Observing SAML Using Tamper Chrome
Now that you know a bit about SAML, let’s use Tamper Chrome to analyze a login session.
The first step is to install Tamper Chrome.
- Install the Tamper Chrome Extension.
- Install the Tamper Chrome Application.
- Restart Chrome.
Let’s configure Tamper Chrome and capture a SAML login session.
- In Tamper Chrome, open a new tab.
- Open the Chrome Developer Tools (Usually three dots -> More tools -> Developer tools)
- On the top menu bar in the window that appears choose the “Tamper” tab. (You may need to use the » arrows to see it.)
- Check the boxes next to “Block/Reroute Requests”, “Request Headers”, and “Response Headers”. Then, to make your life easier, in each of those menu areas also check “Ignore scripts”, “Ignore stylesheets”, and “Ignore images”. Here is a sample:
Intercepting a Login Session
Now that Tamper Chrome is enabled for that tab, you can proceed to connect to Canvas and login as usual. You’ll notice that Tamper Chrome intercepts every request/redirect and requires you to explicitly allow it. Use this opportunity to analyze the requests. You should try to find the SAML AuthNRequest and the SAML Response. They are base64 encoded, so they will look like strings of random characters. After you find them, save copies of both inside a text editor.
Warning: During the process your password will appear in one of the intercepted Tamper Chrome requests.
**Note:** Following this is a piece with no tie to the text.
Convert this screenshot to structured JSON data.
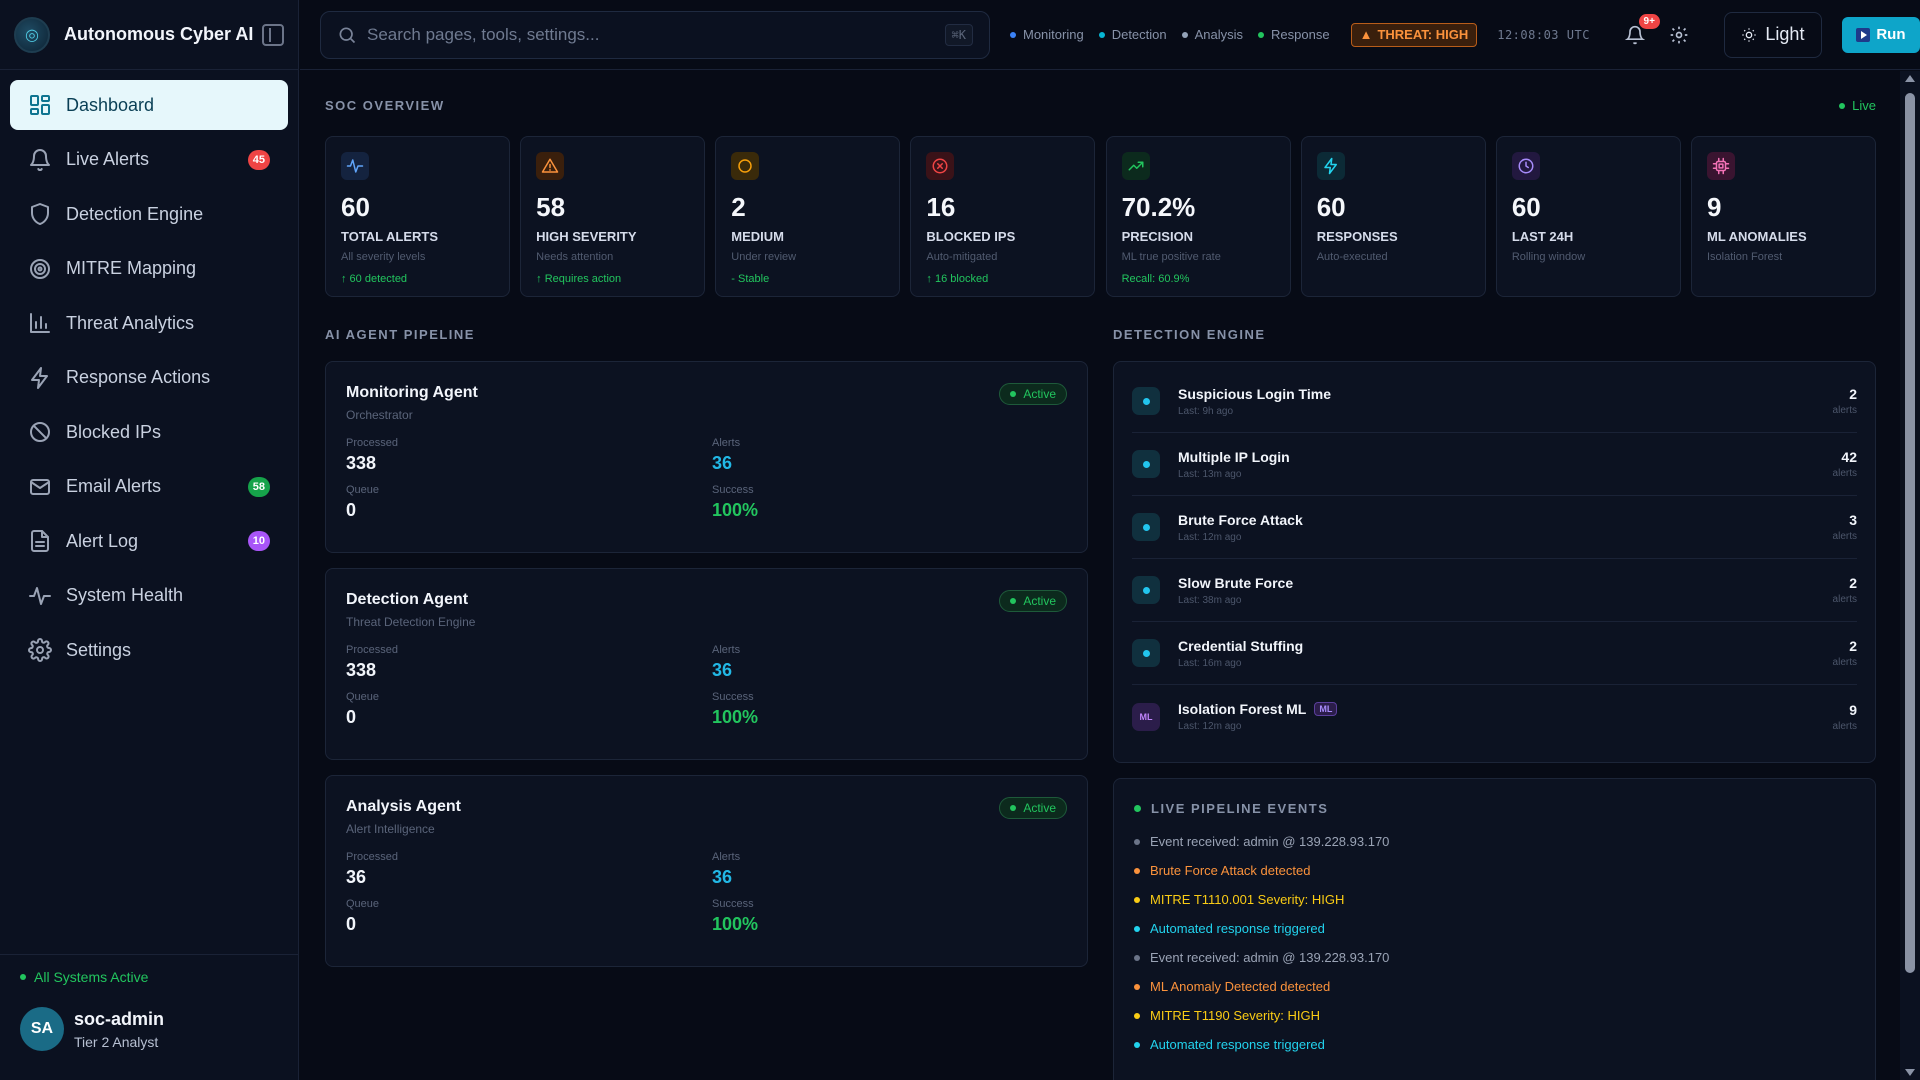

So, don’t this with a friend looking on…
This process may take you some time. There is a lot going on during the process, most of which isn’t relevant to what we are studying today. Feel free to ask the instructor to verify if you’ve found the request and response.
Once you finish, you can close the tab. (Which should disable Tamper Chrome automatically.)
Analyzing the Request and Response
Now that you have the base64 encoded request and response, let’s decode them so you can take a look at them. Base64 is a standard for encoding binary data using printable characters.
- Check your Request and Response. They are likely URL encoded (look for %2d or other similar strings). If so, you need to decode them using the URL decoder under the Decoder table of TamperChrome.
- Visit the SAML Online Tools page. Under code/decode, choose Base64. Take your SAML Request and use their tool to base64 decode it. You should see the XML version of the request. Take a look at it. What sort of information does it contain?
- Use the same tool to decode the response. You’ll notice that instead of getting out a nice XML document, you get binary junk. That’s because the response was compressed before being encoded. Luckily, the SAML Online Tools have something else to handle this for you. Choose “Base 64 Decode + Inflate”. Use that to decode and decompress your response. The response is significantly more complex than the request. See if you can answer the following questions:
- What information is included?
- What steps are taken to prevent an adversary from forging a valid response?
- Where is the AndrewID?
- Advanced: Whose certificates are included? How can you decode them to inspect them?